Alternatively to the regex-based approach, you can parse the javascript code using slimit
module, that builds an Abstract Syntax Tree and gives you a way of getting all assignments and putting them into the dictionary:
from bs4 import BeautifulSoup
from slimit import ast
from slimit.parser import Parser
from slimit.visitors import nodevisitor
data = """
<html>
<head>
<title>My Sample Page</title>
<script>
$.ajax({
type: "POST",
url: 'http://www.example.com',
data: {
email: '[email protected]',
phone: '9999999999',
name: 'XYZ'
}
});
</script>
</head>
<body>
<h1>What a wonderful world</h1>
</body>
</html>
"""
# get the script tag contents from the html
soup = BeautifulSoup(data)
script = soup.find('script')
# parse js
parser = Parser()
tree = parser.parse(script.text)
fields = {getattr(node.left, 'value', ''): getattr(node.right, 'value', '')

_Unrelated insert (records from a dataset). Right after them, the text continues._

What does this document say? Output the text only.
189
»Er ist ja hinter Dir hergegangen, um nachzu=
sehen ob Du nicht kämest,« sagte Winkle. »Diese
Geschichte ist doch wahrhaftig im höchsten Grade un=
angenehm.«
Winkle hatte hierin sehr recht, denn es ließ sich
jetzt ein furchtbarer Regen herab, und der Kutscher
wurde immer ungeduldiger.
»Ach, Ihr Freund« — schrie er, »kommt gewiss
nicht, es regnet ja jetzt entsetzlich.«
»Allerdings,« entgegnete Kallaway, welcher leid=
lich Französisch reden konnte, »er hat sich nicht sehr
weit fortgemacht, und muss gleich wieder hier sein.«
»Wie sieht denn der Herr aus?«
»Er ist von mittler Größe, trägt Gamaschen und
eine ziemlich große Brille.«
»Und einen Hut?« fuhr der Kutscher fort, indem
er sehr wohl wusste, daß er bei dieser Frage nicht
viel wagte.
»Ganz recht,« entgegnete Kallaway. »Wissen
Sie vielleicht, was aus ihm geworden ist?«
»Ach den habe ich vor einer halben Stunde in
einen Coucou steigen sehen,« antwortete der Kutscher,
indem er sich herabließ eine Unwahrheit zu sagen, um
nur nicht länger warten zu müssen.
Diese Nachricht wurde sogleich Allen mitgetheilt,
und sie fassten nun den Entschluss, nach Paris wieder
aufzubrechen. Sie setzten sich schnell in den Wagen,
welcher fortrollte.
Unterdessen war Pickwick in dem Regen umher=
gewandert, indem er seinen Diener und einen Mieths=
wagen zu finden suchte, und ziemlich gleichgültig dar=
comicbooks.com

for node in nodevisitor.visit(tree)
if isinstance(node, ast.Assign)}
print fields
Prints:
{u'name': u"'XYZ'", u'url': u"'http://www.example.com'", u'type': u'"POST"', u'phone': u"'9999999999'", u'data': '', u'email': u"'[email protected]'"}
Among other fields, there are email
, name
and phone
that you are interested in.
Hope that helps.